The comment probably should not have been made, but we cannot hold that, as a matter of law, the making of it constituted prejudicial misconduct. The statement as to the source of the power to comment, the prompt instruction to the jury on the effect of the comment, and the instruction at the end of the trial, cured any error that had been made. (People v. Ottey, 5 Cal. 2d 714 [56 P.2d 193]; People v. Van Wie, 72 Cal. App. 2d 227 [164 P.2d 290]; People v. Robinson, 73 Cal. App. 2d 233 [166 P.2d 17]; People v. King, 30 Cal. App. 2d 185 [85 P.2d 928].)

Defendant makes the contention, without specific assignment of error, that the trial court threw its weight behind the prosecution by occasionally taking over the examination of witnesses and by other actions. [10] The trial judge should, of course, be very careful to be a judge and not an advocate, and should not throw the weight of his judicial position against the accused. (People v. Boggess, 194 Cal. 212 [228 P. 448]; People v. Cole, 113 Cal. App. 2d 253 [248 P.2d 141].) But the trial judge is not a sphinx. He is not *518 required to remain silent when, as the record here shows, counsel for the defendant was frequently obstructive, technical, and irritating in the manner of making and arguing his objections, and where, as the record also shows, defendant as a witness was in fact evasive and argumentative. Under the circumstances, the occasional comments of the trial judge, and his attempts to clarify the testimony, cannot be held to have prejudiced defendant improperly.

The defendant next contends that the trial court committed prejudicial error by forcing the jury to reach a verdict by threatening to send the jurors to a hotel for the night if they did not reach a verdict in half an hour. The trouble with this contention is that the facts upon which it is based do not appear in the record. The record shows that the case was given to the jury a little after noon. It deliberated for several hours, and twice returned to the courtroom for instructions. It again returned to the courtroom at 12:35 a. m. The trial court asked the jury how it stood, and was told that it had reached verdicts on two counts, but stood eleven-to-one on the other two counts. The trial judge then stated that he would give the jury the option of further deliberating or of going to a hotel for the night, and suggested that they return to the jury room to discuss the matter. It was ascertained from the jury, by agreement of counsel, that the jury was then undecided on the Pearce and Pothier counts.

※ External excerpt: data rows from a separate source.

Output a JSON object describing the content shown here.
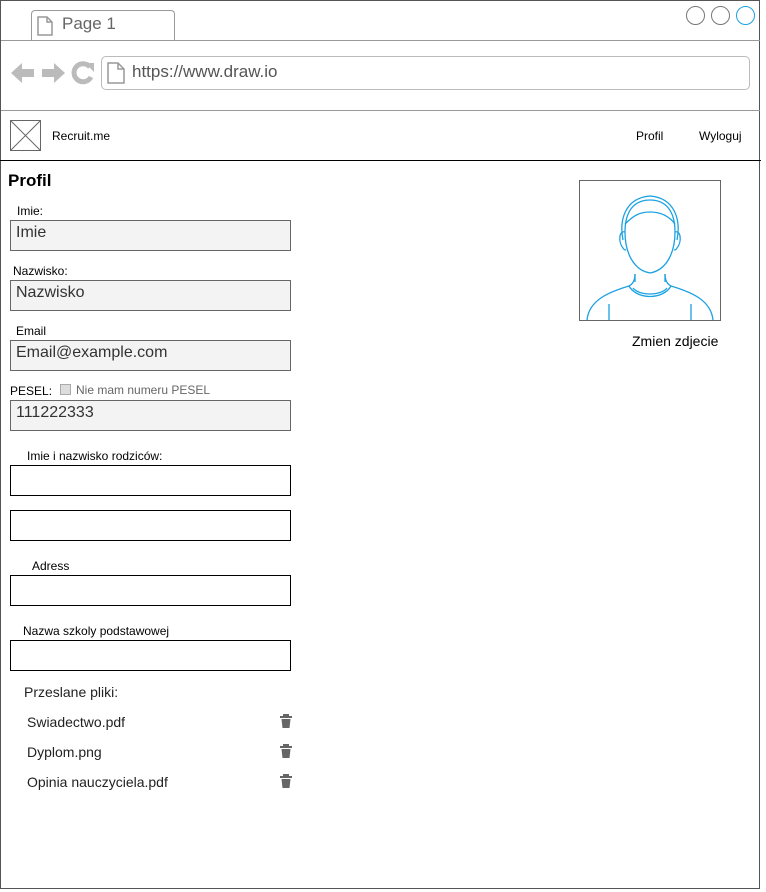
{
  "browser": {
    "tab_label": "Page 1",
    "url": "https://www.draw.io",
    "window_button_colors": [
      "#777777",
      "#777777",
      "#1ba1e2"
    ]
  },
  "navbar": {
    "brand": "Recruit.me",
    "profile_link": "Profil",
    "logout_link": "Wyloguj"
  },
  "page": {
    "title": "Profil",
    "change_photo": "Zmien zdjecie"
  },
  "form": {
    "first_name_label": "Imie:",
    "first_name_value": "Imie",
    "last_name_label": "Nazwisko:",
    "last_name_value": "Nazwisko",
    "email_label": "Email",
    "email_value": "Email@example.com",
    "pesel_label": "PESEL:",
    "no_pesel_checkbox_label": "Nie mam numeru PESEL",
    "no_pesel_checked": false,
    "pesel_value": "111222333",
    "parents_label": "Imie i nazwisko rodziców:",
    "parent1_value": "",
    "parent2_value": "",
    "address_label": "Adress",
    "address_value": "",
    "school_label": "Nazwa szkoly podstawowej",
    "school_value": ""
  },
  "files": {
    "heading": "Przeslane pliki:",
    "items": [
      {
        "name": "Swiadectwo.pdf",
        "icon": "trash-icon"
      },
      {
        "name": "Dyplom.png",
        "icon": "trash-icon"
      },
      {
        "name": "Opinia nauczyciela.pdf",
        "icon": "trash-icon"
      }
    ]
  },
  "colors": {
    "avatar_stroke": "#1ba1e2",
    "field_fill": "#f3f3f3",
    "border": "#666666"
  }
}
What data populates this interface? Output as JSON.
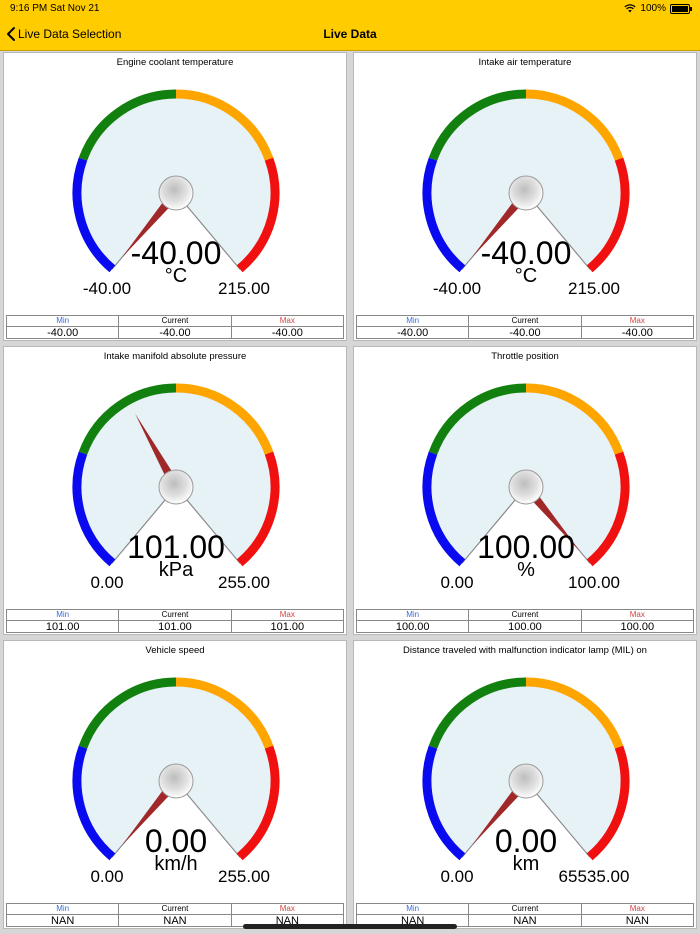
{
  "status_bar": {
    "time": "9:16 PM",
    "date": "Sat Nov 21",
    "battery": "100%",
    "wifi_icon": "wifi-icon",
    "battery_icon": "battery-icon"
  },
  "nav": {
    "back_label": "Live Data Selection",
    "back_icon": "chevron-left-icon",
    "title": "Live Data"
  },
  "colors": {
    "bar": "#ffcc00",
    "gauge_face": "#e6f2f6",
    "arc_blue": "#0a0af0",
    "arc_green": "#12800f",
    "arc_orange": "#ffa500",
    "arc_red": "#f01010",
    "needle": "#a02828"
  },
  "stats_labels": {
    "min": "Min",
    "current": "Current",
    "max": "Max"
  },
  "gauges": [
    {
      "title": "Engine coolant temperature",
      "value": "-40.00",
      "unit": "°C",
      "range_min": "-40.00",
      "range_max": "215.00",
      "needle_fraction": 0,
      "min": "-40.00",
      "current": "-40.00",
      "max": "-40.00"
    },
    {
      "title": "Intake air temperature",
      "value": "-40.00",
      "unit": "°C",
      "range_min": "-40.00",
      "range_max": "215.00",
      "needle_fraction": 0,
      "min": "-40.00",
      "current": "-40.00",
      "max": "-40.00"
    },
    {
      "title": "Intake manifold absolute pressure",
      "value": "101.00",
      "unit": "kPa",
      "range_min": "0.00",
      "range_max": "255.00",
      "needle_fraction": 0.396,
      "min": "101.00",
      "current": "101.00",
      "max": "101.00"
    },
    {
      "title": "Throttle position",
      "value": "100.00",
      "unit": "%",
      "range_min": "0.00",
      "range_max": "100.00",
      "needle_fraction": 1,
      "min": "100.00",
      "current": "100.00",
      "max": "100.00"
    },
    {
      "title": "Vehicle speed",
      "value": "0.00",
      "unit": "km/h",
      "range_min": "0.00",
      "range_max": "255.00",
      "needle_fraction": 0,
      "min": "NAN",
      "current": "NAN",
      "max": "NAN"
    },
    {
      "title": "Distance traveled with malfunction indicator lamp (MIL) on",
      "value": "0.00",
      "unit": "km",
      "range_min": "0.00",
      "range_max": "65535.00",
      "needle_fraction": 0,
      "min": "NAN",
      "current": "NAN",
      "max": "NAN"
    }
  ]
}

The jury returned at 1:37 a. m. with verdicts on all four counts, acquitting defendant on the Pearce count and convicting him on the Pothier count. [11] The purported statements by the trial court which might constitute a threat or coercion, and which defendant's counsel claims were made, just do not appear in the record. Not being based on the record, and no steps to augment having been made, the point raised cannot and should not be considered.

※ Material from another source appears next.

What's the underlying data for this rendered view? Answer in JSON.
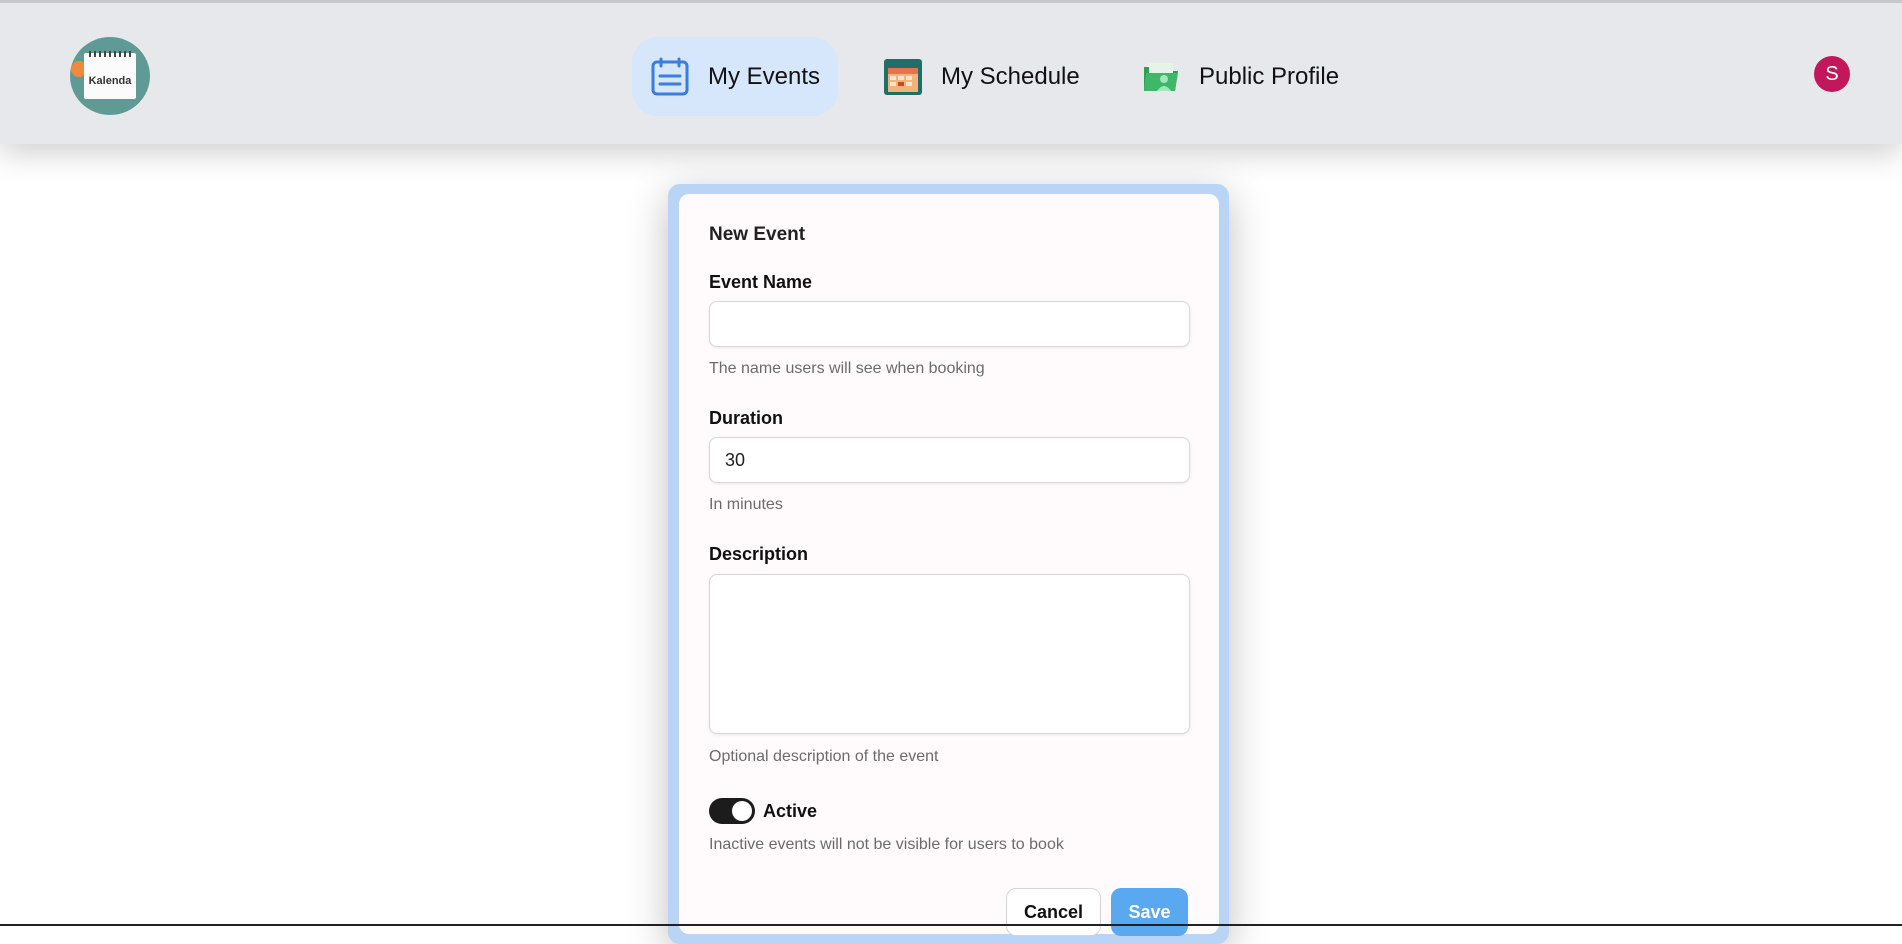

[12] The last contention of defendant necessary to mention is his objection to the trial court permitting the accomplice Stanton to testify as to the facts of the crime as a prosecution rebuttal witness. Defendant urges that this evidence should have been introduced by the prosecution as part of its case in chief. The state argues that the defendant as a witness on his own behalf had repudiated the confession and that this evidence was offered to rebut the testimony of defendant. (See People v. Gerbel, 71 Cal. App. 2d 325 [162 P.2d 946]; People v. Moore, 81 Cal. App. 2d 799 [185 P.2d 32].) Probably this testimony of Stanton's, being directed to *519 the commission of the two Pelsinger counts, was technically part of the prosecution's case in chief. But defendant did not claim surprise, nor move for a continuance, nor ask to introduce further evidence. [13] The trial court, of course, has wide discretion in permitting, upon motion, the prosecution to reopen the case in chief. This being so, no prejudicial error occurred in permitting the evidence. (McBride v. Clara Barton Hospital, 75 Cal. App. 161 [241 P. 941]; Mastro v. City of San Diego, 17 Cal. App. 2d 331 [62 P.2d 407].)

The order and judgment appealed from are affirmed.

Bray, J., and Wood (Fred B.), J., concurred.